The basic idea, first proposed by ecologists Richard Ostfeld and Felicia Keesing, is called the “dilution effect,” and it works like this: for a given disease affecting multiple species—like Lyme disease or malaria—some host animals readily transmit the disease organism to the tick or mosquito that will carry it to the next victim. But other species are dead ends.
In the case of Lyme disease in the western United States, for example, western gray squirrels readily contract the bacteria and pass it on to ticks. But when those same ticks feed on western fence lizards, it kills the Lyme-causing bacteria in the ticks’ blood. That makes the lizards a bad host for Lyme, and good for us. In theory, the greater the biodiversity in any habitat, the more chances there are that a “bad” host will get the bacterium or virus and therefore fail to pass it on, diluting the impact of the disease.
The first of the new studies, published this week in the journal Proceedings of the National Academy of Sciences (PNAS), reviewed dozens of past studies to see whether there was evidence for the dilution effect in 47 disease organisms that exclusively infect wildlife hosts and another 14 that also sicken humans. The result was “broad evidence that biodiversity inhibits the abundance of both types of natural enemies.” The researchers found evidence even for the idea that a diversity of wildlife reduces agricultural pests.
Support for “this idea that biodiversity can buffer against disease outbreaks,” was so strong, said lead author David Civitello, a disease ecologist at the University of South Florida, that it highlights the need to “move beyond debates over the generality of the dilution effect” and get down to understanding the specific mechanisms that drive the effect.
The second study, also published in PNAS this week, looked at the health of people living near strictly protected areas in the Brazilian Amazon and found good news: They had significantly lower rates of malaria, acute respiratory infections, and diarrhea than their counterparts living in more developed circumstances. This was true even after weeding out the effect of factors like rainfall, income, and health services, said Subhrendu Pattanayak, a co-author of the paper and a professor of public policy and environmental economics at Duke University.

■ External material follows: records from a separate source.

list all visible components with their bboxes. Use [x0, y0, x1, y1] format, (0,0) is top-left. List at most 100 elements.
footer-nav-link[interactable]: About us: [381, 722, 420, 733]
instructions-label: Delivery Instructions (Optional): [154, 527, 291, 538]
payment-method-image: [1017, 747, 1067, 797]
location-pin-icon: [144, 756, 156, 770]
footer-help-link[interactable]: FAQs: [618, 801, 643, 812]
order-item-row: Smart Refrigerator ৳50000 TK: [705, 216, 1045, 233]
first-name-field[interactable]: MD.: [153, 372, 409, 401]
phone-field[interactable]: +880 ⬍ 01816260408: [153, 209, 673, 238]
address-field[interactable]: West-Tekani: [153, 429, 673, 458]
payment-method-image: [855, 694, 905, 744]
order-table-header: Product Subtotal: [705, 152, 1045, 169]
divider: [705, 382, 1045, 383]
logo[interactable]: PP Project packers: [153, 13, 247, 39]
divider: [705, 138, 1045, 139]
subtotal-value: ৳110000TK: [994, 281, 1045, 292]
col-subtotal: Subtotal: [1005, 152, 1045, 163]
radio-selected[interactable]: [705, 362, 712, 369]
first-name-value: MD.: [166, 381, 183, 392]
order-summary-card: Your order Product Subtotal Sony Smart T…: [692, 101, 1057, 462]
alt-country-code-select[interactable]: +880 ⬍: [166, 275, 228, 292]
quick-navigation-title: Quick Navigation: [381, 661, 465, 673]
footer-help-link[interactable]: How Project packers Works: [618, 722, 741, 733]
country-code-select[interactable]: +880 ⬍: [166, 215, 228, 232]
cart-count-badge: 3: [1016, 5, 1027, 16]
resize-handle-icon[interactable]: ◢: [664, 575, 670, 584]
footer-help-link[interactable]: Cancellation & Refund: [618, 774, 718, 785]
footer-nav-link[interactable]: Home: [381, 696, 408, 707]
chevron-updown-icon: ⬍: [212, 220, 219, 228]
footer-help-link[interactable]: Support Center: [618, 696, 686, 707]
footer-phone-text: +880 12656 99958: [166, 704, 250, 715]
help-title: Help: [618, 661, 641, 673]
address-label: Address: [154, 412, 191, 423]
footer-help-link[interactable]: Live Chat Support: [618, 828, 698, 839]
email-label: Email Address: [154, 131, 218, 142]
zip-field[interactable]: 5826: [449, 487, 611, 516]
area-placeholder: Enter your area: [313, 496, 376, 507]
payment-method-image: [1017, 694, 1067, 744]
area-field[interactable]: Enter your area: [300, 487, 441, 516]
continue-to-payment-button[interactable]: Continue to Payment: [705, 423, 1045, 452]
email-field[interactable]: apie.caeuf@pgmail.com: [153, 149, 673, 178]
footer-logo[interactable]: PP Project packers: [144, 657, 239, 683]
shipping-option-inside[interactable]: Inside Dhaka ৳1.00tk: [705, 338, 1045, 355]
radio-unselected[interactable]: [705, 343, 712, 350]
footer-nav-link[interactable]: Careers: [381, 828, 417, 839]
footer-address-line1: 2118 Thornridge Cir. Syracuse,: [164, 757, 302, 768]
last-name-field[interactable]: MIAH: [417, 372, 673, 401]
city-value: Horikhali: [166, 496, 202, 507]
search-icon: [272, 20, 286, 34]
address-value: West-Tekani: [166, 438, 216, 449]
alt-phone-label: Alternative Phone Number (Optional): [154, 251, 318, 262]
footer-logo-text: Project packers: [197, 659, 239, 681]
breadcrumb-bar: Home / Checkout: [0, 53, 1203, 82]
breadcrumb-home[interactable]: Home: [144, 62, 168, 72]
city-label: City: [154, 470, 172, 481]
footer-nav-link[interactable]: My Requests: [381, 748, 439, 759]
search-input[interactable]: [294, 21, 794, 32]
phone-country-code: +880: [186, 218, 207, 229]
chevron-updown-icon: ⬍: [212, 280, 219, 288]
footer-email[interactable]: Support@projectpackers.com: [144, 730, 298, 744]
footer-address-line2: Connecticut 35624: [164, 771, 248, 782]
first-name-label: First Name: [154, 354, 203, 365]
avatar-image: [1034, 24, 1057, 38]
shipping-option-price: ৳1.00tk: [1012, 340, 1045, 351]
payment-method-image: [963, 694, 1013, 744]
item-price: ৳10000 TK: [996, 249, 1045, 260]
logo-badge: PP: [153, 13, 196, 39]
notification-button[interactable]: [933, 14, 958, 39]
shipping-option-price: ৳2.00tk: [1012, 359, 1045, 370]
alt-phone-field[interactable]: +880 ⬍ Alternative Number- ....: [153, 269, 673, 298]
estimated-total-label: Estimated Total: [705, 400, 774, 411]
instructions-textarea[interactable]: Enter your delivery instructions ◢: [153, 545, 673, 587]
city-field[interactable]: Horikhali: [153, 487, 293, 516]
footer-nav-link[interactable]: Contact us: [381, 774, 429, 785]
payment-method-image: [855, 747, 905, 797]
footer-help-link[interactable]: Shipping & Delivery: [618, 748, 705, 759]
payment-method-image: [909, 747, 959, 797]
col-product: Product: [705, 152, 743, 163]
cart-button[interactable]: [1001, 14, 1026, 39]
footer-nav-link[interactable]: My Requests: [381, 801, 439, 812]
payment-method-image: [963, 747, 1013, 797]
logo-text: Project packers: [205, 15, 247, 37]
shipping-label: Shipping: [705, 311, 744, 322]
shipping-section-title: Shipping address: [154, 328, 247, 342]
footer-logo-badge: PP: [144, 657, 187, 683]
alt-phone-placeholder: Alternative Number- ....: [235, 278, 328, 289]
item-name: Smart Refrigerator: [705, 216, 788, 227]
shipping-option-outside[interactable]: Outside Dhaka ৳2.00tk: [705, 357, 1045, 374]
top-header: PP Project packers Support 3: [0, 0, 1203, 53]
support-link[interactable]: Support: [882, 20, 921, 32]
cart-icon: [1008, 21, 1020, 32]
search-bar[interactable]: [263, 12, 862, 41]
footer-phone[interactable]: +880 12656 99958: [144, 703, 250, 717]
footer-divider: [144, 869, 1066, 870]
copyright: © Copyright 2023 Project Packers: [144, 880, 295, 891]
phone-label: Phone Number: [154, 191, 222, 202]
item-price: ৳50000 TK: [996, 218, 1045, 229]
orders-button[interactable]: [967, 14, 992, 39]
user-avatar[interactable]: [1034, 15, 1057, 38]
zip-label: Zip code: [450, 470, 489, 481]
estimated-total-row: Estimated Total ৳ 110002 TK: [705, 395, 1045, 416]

The dilution effect might be one possible mechanism making protected areas good for the neighborhood. But Pattanayak also suggested that simpler factors may be at work. “If you have standing forests, you might have fewer breeding sites for mosquitoes,” he said. Roads in particular mean more malaria, because the edge habitat they create makes for better mosquito breeding sites. Because protected areas don’t allow forests to be cleared and burned, there’s less smoke in the air, Pattanayak said, so “you might not see those respiratory infections.” But he added that the root causes of diseases are difficult to pin down: It’s not just a case of “do one thing and get the other thing. It’s a lot more complex.”
At least one prominent critics of the dilution effect idea says that’s the sticking point. “I’m just not sure that you can generalize to the extent that you have one overwhelming message that biodiversity reduces disease,” said Daniel Salkeld, a disease ecologist at Colorado State University. He was the lead author of a 2013 paper that found “very weak support at best” for the dilution effect. Instead, that paper argued, disease risk depends on the specific local host species, vector species (that is, the ticks, mosquitoes, and other organisms that transmit a disease from host to host), and the nuances of how they live and interact.
At least from a public health perspective, Salkeld said, it makes more sense to evaluate diseases and their causes on a case-by-case basis. “There’s going to be exceptions, and if you’re doing a public health initiative, you want to know whether your case is an exception or not,” he said.
Maintaining biodiversity may well reduce the overall risk that people will contract diseases, and that’s both a good thing and another reason to protect wildlife habitat. “You can manage habitats so that you reduce disease,” Salkeld said. But for a specific, targeted public health project, it may be more effective to “just do larvicide treatment for mosquitoes.” In certain cases, biodiversity could actually increase the infectious disease risk to humans, as a 2014 paper suggested.
So what’s the bottom line? The dilution effect clearly holds promise. But it’s too soon to be trying to sell habitat protection as a broad public health initiative. Even Civitello and his co-authors acknowledge that “biodiversity does not inhibit every enemy in every system.”
What’s needed now is research on mechanisms, so conservationists will have the specific details to say that if you log here, or build a road here, you are liable to make people over here very sick. And that sustainable use project you have in mind? It might not be so sustainable if you factor in the effects on human health. With that kind of know-how, protecting habitat and biodiversity could yet become a specific tool for society to apply with confidence.
Geoffrey Giller contributed reporting for this story.